A: Mom's throwing herself what sounds like a fun party and that's great. Your boyfriend should remind her that it's your birthday, too, so he's going to raise a glass to you after the birthday cake arrives. But since you're all adults, surely you are able to put off your private celebration until the next night. In addition, his mother is not required to have a tofu fry to accommodate you. I'm certain there will be plenty of side dishes in addition to fish so that you won't be in danger of starving to death on your special day. This party is only a power play if you make it one.

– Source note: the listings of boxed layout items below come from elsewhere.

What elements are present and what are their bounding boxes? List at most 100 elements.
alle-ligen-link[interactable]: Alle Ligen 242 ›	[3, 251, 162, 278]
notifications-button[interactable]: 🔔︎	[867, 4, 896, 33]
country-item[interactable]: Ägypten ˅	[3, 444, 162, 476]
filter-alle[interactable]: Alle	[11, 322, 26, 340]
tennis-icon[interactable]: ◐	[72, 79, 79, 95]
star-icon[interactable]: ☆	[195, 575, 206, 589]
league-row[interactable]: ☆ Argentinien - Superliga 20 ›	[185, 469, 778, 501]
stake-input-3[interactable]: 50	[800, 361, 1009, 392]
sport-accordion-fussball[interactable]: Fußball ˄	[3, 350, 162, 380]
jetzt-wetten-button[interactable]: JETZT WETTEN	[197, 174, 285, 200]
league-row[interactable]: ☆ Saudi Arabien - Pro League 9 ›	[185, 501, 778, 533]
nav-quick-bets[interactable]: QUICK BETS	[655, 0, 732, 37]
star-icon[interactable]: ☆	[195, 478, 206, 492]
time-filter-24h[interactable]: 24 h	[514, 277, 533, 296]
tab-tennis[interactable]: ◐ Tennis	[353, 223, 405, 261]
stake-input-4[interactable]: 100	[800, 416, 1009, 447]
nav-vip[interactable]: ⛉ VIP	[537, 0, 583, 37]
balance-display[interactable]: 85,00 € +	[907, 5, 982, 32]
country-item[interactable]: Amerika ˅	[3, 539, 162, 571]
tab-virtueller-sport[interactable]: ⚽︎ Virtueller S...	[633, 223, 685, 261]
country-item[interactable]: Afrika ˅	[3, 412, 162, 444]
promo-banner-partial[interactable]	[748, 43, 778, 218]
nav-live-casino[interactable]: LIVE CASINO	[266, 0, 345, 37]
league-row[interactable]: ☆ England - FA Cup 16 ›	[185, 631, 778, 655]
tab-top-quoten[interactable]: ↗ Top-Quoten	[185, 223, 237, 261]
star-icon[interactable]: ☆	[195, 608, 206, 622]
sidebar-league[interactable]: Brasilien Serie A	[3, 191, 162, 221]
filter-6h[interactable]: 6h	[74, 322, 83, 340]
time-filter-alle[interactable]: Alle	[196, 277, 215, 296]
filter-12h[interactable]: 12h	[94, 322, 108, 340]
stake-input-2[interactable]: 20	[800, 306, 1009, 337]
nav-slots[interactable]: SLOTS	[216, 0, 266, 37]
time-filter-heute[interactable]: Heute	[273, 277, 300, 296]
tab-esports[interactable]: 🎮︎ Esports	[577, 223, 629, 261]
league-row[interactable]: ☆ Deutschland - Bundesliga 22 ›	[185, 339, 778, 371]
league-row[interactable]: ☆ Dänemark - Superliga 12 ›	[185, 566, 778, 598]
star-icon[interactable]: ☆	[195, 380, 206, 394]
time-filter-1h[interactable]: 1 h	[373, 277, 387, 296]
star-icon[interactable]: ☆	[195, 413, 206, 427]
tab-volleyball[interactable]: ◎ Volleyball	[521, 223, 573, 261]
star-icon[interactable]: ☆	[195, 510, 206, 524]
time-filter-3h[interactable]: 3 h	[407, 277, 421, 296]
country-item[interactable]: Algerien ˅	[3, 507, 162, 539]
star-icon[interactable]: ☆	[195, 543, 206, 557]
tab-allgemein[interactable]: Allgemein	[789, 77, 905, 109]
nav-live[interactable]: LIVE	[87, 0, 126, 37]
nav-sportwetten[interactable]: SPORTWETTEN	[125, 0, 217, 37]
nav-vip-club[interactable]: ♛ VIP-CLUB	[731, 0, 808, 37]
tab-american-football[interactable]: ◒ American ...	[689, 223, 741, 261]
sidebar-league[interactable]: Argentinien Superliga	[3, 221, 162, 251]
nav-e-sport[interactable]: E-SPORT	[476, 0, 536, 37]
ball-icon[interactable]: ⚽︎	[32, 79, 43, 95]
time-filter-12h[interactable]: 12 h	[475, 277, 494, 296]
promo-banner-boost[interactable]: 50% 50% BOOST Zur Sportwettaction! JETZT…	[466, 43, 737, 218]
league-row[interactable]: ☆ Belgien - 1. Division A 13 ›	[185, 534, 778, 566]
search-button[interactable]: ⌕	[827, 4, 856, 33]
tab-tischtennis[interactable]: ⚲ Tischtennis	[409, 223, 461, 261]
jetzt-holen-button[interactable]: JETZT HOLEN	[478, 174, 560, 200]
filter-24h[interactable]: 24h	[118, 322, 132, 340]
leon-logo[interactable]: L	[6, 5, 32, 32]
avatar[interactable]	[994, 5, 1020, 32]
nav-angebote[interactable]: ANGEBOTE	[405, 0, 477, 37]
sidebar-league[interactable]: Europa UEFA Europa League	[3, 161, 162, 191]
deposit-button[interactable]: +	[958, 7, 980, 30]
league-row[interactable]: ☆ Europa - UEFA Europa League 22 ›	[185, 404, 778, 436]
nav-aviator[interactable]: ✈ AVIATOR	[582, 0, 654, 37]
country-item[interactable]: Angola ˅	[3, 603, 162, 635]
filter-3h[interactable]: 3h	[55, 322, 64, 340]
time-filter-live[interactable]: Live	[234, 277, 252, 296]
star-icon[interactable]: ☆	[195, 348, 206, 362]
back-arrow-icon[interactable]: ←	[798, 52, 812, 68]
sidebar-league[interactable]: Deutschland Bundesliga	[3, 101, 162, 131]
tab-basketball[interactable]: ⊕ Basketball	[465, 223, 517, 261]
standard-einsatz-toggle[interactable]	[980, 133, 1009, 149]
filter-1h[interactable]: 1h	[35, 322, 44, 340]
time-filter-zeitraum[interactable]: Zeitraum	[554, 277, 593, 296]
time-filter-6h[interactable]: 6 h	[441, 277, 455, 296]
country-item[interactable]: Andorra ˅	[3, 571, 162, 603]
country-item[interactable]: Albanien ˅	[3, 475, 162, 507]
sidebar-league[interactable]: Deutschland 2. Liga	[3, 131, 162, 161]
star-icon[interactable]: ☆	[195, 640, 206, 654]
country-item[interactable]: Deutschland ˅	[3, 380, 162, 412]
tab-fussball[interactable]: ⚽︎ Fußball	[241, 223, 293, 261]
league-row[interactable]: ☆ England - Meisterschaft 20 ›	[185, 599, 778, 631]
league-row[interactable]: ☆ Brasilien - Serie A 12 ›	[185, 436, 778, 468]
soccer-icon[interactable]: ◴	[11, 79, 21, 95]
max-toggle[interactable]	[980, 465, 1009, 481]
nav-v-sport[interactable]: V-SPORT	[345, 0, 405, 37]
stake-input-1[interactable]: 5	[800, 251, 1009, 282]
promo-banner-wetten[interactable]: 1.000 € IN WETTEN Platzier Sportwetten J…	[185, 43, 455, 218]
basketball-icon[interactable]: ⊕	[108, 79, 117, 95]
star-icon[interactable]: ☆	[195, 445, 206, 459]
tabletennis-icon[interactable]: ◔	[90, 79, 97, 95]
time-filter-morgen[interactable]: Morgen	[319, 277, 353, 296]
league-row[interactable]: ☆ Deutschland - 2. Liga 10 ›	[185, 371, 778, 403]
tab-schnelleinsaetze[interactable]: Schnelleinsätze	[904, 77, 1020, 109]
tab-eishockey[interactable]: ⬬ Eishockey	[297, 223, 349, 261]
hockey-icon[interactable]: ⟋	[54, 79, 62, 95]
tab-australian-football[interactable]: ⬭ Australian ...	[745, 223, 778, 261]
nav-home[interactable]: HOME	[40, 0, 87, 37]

Q. My FIL the Doctor: I have an interesting predicament. My husband and I just found out that we're expecting triplets! These are our first children, and we're beyond excited, albeit a little nervous about complications that can arise from a multiple pregnancy (especially since I'm 37). I've been going to my Ob/Gyn for years and am very happy with her, but most women in my situation choose to switch to a specialist who regularly deals with multiple pregnancies. As it turns out, my father-in-law is one of those doctors, and has a great reputation. I get along with him really well—he's a wonderful man, and a great dad to my husband, but I'm just weirded out by the idea of my FIL being "down there." We live in a metropolitan city where there are certainly other options, but my husband wants me to see his father since this is what he's great at, and we really do need a specialist. Am I wrong for being weirded out? Should I take it as a blessing?